1. Check the token lifetime settings in Azure AD B2C.
   • Make sure the tokens have a reasonable expiry period.
2. If the token expires during the authentication process, the user will be redirected to the login page again.

If necessary, adjust the session timeout settings in AAD B2C or configure token renewal so the session remains active during the process.

---

Step 8: Test with a Different Identity Provider

To narrow down whether the issue is with the AAD B2C configuration or the integration with Power Pages, try configuring a different identity provider (e.g., Azure AD, Facebook, or Google).

1. Set up a test identity provider in Portal Management.
2. Test logging in with the new provider to check if the redirect loop persists.

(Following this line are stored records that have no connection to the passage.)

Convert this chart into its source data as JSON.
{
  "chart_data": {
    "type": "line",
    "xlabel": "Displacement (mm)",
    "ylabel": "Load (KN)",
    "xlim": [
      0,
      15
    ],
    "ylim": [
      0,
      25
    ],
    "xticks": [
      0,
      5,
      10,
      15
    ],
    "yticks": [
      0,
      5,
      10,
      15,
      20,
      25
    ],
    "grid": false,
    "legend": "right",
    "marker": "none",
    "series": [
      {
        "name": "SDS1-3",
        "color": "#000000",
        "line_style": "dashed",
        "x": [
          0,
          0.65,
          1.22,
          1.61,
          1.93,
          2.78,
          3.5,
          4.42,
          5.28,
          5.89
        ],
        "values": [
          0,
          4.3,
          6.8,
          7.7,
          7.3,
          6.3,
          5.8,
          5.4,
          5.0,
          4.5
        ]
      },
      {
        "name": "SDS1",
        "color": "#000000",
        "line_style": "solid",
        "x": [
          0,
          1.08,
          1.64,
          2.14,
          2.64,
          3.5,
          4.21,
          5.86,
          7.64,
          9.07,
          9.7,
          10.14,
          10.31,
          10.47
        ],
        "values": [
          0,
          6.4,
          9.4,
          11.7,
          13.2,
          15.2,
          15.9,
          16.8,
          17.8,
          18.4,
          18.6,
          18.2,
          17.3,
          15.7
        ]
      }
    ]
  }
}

If the loop only occurs with AAD B2C, then the issue is likely with the AAD B2C configuration or its integration with Power Pages.

---

Step 9: Check for Network and Security Restrictions

In some cases, network configurations, such as firewalls or proxy servers, may interfere with the redirection process.

1. Ensure that your network settings allow communication with Azure AD B2C endpoints.
2. Verify that there are no security policies blocking the redirect URI or the authentication callback.

---

Step 10: Recheck Custom JavaScript or Custom Code

If you have implemented any custom JavaScript or logic related to authentication (e.g., in the login page or a custom page), ensure that it’s not causing an unintended redirect.

1. Review the JavaScript code for potential infinite redirect loops or conflicting logic with the AAD B2C flow.
2. Temporarily disable or comment out custom JavaScript to see if the issue resolves.